Mighty Storage Challenge – Datasets

Description of Datasets

Twitter Dataset

Our Twitter dataset (https://github.com/renespeck/TWIG) is derived from 1 million real tweets that were generated in June 2009. To ensure that we do not divulge any personal information, we used (1) a Markov model to generate text that resembles tweets and abide by the density distribution of words in Tweets and (2) a tweet time distribution model that allows scaling up the number of agents generating tweets as well as the distribution of time for tweets. Therewith, we can ensure that the behavior of systems that ingest our tweets is similar to that of systems which ingest real tweets generated by the same number of users over the same period of time. The dataset abides by a simple ontology which describes tweets by the user who generated them, the time at which they were generated and their content.

Weidmüller Dataset

Molding machine dataset is provided by our partner Weidmüller. Basically, the dataset consists of readings taken from sensors deployed on a plastic injection molding machine. The sensors can measure various parameters of production process: distance, pressure, time, frequency, volume, temperature C, time S, speed, force. Each measurement is 120 dimensional vector consisting of values of different types, like text, fractional, decimal, but mostly fractional values. Each measurement is timestamped and described with IoT ontology. The dataset could be used in anomaly detection scenario.

TomTom Dataset

A text file containing a simple textual representation of the trace data (GPS fixes). Each line of the text file is representing a single GPS x. The lines are sorted by time stamp of the corresponding GPS fix (ascending). The format of each line is:
<UTC unix time stamp [ms]> <longitude [o]> <latitude [o]> <speed [m/s]>

LDBC Social Network Benchmark dataset

The Social Network Benchmark (SNB) provides a synthetic data generator (Datagen) which models an online social network (OSN), like Facebook. This Datagen will be modified in order to produce RDF datasets with a real-world structuredness as opposed to the large number of synthetic datasets used in benchmarking (they show a significant discrepancy in the level of structuredness compared to real-world RDF dataset). The dataset will be in TTL format. It is possible to generate datasets of different sizes. The benchmark defines a set of scale factors (SFs), targeting systems of different sizes and budgets. SFs are computed based on the ASCII size in Gigabytes of the generated output files using the CSV serializer. For example, SF 1 weights roughly 1GB in CSV format, SF 3 weights roughly 3GB and so on and so forth. The proposed SFs are the following: 1, 3, 10, 30, 100, 300, 1000. The size of the resulting dataset, is mainly affected by the following configuration parameters: the number of persons and the number of years simulated. Different SFs are computed by scaling the number of Persons in the network, while fixing the number of years simulated. For example, SF 30 consists of the activity of a social network of 182K users during a period of three years. The data contains different types of entities and relations, such as persons with friendship relations among them, posts, comments or likes. Additionally, it reproduces many of the structural characteristics observed in real OSNs: at-tribute correlations, degree distributions, structure-attribute correlations, and spiky activity volume.

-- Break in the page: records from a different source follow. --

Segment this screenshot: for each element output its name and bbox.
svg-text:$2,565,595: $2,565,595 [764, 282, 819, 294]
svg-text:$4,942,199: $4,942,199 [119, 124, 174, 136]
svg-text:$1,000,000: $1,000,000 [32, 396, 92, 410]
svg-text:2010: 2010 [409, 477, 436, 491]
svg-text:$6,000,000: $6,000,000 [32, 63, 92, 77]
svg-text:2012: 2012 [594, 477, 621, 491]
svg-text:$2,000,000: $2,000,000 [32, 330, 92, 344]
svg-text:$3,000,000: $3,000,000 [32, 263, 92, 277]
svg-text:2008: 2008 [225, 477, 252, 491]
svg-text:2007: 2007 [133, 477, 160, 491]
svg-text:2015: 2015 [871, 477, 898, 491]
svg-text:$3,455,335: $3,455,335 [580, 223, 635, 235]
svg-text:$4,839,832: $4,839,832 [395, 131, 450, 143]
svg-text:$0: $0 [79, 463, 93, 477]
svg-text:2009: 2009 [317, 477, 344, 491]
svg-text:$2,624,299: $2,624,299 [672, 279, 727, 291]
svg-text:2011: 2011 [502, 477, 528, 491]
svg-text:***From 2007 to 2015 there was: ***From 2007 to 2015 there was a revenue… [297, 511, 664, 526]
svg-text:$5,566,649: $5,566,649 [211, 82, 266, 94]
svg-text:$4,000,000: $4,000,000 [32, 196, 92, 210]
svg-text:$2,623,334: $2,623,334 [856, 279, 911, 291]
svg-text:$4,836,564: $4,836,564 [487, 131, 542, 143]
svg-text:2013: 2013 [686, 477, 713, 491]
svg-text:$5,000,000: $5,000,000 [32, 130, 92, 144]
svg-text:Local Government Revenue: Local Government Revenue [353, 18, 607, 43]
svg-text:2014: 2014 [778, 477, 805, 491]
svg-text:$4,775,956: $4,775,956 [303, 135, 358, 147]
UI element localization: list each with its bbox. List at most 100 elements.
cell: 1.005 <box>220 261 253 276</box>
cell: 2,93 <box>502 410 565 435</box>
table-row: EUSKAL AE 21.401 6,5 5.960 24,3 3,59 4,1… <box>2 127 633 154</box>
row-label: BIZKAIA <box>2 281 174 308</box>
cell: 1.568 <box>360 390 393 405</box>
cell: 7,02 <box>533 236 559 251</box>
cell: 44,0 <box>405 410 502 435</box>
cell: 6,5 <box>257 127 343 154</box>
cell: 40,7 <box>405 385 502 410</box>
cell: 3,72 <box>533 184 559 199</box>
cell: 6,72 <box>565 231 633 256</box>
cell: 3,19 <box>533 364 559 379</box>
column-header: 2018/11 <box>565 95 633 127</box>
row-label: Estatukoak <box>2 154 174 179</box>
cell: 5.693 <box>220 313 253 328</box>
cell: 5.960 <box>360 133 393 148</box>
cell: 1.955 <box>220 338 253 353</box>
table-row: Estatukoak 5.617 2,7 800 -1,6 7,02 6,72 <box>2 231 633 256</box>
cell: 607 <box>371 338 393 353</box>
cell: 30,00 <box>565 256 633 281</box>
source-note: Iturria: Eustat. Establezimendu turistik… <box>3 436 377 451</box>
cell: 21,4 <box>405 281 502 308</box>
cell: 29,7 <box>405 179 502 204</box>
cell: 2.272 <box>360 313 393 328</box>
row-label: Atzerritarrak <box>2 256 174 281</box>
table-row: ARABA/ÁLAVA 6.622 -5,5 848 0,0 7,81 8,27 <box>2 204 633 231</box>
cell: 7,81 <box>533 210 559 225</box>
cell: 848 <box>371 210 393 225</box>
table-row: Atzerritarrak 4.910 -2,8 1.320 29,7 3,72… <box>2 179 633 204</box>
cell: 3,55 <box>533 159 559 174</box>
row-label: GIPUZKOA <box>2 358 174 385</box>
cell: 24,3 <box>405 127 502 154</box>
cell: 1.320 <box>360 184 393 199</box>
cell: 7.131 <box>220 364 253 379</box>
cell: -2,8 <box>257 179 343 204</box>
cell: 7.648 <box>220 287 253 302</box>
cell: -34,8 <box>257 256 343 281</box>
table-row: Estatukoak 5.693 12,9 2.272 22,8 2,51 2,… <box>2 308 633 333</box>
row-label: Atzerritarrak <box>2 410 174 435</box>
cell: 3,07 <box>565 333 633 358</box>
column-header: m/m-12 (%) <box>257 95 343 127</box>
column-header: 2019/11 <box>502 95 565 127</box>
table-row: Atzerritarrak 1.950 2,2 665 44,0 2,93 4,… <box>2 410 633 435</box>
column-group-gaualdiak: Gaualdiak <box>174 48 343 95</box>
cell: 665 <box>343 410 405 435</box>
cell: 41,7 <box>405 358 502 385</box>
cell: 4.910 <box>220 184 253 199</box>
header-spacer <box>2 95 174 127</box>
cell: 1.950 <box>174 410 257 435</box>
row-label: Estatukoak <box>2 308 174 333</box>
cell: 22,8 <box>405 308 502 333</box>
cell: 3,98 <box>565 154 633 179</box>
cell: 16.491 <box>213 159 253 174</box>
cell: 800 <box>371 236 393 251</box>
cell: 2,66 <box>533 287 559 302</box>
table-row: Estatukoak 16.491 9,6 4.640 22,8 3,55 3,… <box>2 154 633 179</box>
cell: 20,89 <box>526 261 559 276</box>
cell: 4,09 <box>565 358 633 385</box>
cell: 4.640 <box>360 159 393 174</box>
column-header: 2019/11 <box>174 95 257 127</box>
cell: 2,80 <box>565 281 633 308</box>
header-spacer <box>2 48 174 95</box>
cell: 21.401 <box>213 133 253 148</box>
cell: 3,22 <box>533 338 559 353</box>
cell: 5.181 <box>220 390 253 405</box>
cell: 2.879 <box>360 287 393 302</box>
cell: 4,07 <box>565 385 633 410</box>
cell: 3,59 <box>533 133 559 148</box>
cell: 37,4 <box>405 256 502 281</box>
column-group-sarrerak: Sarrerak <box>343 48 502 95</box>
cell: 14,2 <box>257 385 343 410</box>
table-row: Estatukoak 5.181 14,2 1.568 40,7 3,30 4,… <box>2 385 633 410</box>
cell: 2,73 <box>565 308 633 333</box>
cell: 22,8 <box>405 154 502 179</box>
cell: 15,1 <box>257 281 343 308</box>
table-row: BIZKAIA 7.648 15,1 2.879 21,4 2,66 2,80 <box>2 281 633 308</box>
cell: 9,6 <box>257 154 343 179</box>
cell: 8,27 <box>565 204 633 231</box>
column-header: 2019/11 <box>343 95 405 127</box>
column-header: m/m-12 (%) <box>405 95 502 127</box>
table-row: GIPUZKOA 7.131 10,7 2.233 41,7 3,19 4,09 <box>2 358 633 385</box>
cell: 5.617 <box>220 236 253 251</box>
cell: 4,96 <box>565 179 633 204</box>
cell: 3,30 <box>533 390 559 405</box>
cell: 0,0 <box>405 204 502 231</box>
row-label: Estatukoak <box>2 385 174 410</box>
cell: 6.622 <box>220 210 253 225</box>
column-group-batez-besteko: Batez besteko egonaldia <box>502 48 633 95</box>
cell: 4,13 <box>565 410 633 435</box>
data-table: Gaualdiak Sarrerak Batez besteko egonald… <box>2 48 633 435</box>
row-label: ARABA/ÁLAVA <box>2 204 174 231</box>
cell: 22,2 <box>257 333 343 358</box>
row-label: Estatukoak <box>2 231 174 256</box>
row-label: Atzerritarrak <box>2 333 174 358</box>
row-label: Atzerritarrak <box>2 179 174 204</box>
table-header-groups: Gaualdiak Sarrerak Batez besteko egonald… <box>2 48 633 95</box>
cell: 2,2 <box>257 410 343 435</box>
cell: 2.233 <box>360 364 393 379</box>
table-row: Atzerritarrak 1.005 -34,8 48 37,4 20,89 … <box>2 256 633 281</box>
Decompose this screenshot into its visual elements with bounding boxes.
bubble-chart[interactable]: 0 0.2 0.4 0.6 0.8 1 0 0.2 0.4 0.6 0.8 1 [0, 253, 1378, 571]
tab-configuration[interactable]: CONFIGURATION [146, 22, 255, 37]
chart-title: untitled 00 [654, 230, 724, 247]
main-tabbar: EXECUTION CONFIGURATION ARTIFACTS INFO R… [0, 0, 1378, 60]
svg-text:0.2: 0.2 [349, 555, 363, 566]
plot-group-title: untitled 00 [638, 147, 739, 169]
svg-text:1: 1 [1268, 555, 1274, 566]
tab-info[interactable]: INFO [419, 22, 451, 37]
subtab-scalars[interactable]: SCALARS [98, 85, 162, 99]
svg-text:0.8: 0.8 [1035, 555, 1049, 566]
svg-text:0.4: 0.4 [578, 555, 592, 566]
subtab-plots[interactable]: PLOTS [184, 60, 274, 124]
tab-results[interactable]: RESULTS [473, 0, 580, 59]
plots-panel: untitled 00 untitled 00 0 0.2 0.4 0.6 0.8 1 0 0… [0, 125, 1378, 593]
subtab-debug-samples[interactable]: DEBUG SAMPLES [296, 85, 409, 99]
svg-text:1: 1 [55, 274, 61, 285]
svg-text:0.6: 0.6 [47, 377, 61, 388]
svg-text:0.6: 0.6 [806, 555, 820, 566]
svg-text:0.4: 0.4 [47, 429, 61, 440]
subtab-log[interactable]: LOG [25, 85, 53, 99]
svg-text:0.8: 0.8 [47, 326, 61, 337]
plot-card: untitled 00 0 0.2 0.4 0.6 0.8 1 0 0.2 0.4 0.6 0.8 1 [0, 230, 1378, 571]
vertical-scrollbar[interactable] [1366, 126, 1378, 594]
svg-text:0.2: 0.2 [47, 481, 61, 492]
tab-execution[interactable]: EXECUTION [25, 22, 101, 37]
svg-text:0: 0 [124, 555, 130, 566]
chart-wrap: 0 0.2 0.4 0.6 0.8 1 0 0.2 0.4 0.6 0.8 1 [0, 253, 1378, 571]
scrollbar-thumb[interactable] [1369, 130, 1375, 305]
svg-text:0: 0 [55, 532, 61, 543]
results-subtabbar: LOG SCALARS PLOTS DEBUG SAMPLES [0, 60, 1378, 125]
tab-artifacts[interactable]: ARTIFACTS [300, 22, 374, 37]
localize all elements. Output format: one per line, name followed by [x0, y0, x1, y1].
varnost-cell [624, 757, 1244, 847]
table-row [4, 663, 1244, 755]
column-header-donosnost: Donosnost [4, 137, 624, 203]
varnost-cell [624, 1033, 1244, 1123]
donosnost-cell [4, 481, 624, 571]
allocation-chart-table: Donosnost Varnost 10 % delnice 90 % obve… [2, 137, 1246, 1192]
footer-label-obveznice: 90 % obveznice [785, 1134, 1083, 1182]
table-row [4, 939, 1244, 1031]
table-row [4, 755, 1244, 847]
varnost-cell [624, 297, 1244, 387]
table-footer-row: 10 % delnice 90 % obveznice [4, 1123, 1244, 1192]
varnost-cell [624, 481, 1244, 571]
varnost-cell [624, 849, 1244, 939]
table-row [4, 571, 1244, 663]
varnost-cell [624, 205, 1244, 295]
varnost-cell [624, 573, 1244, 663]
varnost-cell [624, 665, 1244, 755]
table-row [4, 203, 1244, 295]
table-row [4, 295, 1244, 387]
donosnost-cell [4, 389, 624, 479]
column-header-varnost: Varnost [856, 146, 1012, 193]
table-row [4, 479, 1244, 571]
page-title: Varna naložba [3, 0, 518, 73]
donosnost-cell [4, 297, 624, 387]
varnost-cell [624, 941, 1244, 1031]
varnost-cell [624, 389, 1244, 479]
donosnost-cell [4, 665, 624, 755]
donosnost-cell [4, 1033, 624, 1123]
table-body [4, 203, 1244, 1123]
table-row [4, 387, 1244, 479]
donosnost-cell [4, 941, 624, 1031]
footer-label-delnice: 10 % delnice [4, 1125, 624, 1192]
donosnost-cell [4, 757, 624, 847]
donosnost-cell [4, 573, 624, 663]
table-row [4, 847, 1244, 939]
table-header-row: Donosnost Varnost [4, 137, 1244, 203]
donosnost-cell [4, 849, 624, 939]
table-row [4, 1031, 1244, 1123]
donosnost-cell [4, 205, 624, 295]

Semantic Publishing Benchmark Data

The SPB data data generator uses ontologies and reference datasets provided by BBC, to produce sets of creative works. The data generator supports the creation of arbitrarily large RDF datasets in the order of billions of triples that mimic the characteristics of the reference BBC datasets. The generator produces creative works that are valid instances of BBC ontologies and define numerous concepts and properties employed to describe this content. SPB uses seven core and three domain RDF ontologies provided by BBC. The former define the main entities and their properties, required to describe essential concepts of the benchmark namely, creative works, persons, documents, BBC products (news, music, sport, education, blogs), annotations (tags), provenance of resources and content management system information. The latter are used to express concepts from a domain of interest such as football, politics, entertainment among others. Reference datasets are employed by the data generator to produce the data of interest. These datasets are snapshots of the real datasets provided by BBC; in addition, a GeoNames and DBPedia reference dataset has been included for further enriching the annotations with geo-locations to enable the formulation of geospatial queries, and person data. A creative work is described by a number of data value and object value properties; a creative work also has properties that link it to resources defined in reference datasets: those are the about and mentions properties, and their values can be any resource. The generator models three types of relations in the data: clustering of data, correlations of entities and random tagging of entities (the interested reader can find more details in [2]. The versioning benchmark will comprise versions of SPB datasets that follow the aforementioned principles of data generation.

The transport dataset of linked connections

A significant portion of people use public transport for their travels. The count-less public transport services worldwide, combined with their usage, lead to an enormous source of information. Many public transport companies worldwide provide this data using the GTFS ** standard, which can be converted to Linked Data using the Linked Connections  framework [1]. Such data is an ideal source for the benchmarking of systems because of its time and space dimensions. These datasets contain geospatial information about stops, temporal information about transit schedules and the interlinking between both. In many cases, benchmarking requires the ability to create synthetic datasets with specific properties of any given size. This is why we provide a public transport dataset generator that is able to create realistic public transport areas, networks and schedules. The generator can be configured to produce countless of synthetic datasets using a wide range of parameters.


  1. Colpaert, P., Llaves, A., Verborgh, R., Corcho, O., Mannens, E., Van de Walle, R.: Intermodal public transit routing using linked connections. In: Proceedings of the 14th International Semantic Web Conference: Posters and Demos (2015)
  2. Kotsev, N. Minadakis, V.P.O.E.I.F., Kiryakov, A.: Benchmarking rdf query en-gines: The case of semantic publishing benchmark. In: BLINK Proceedings (2016)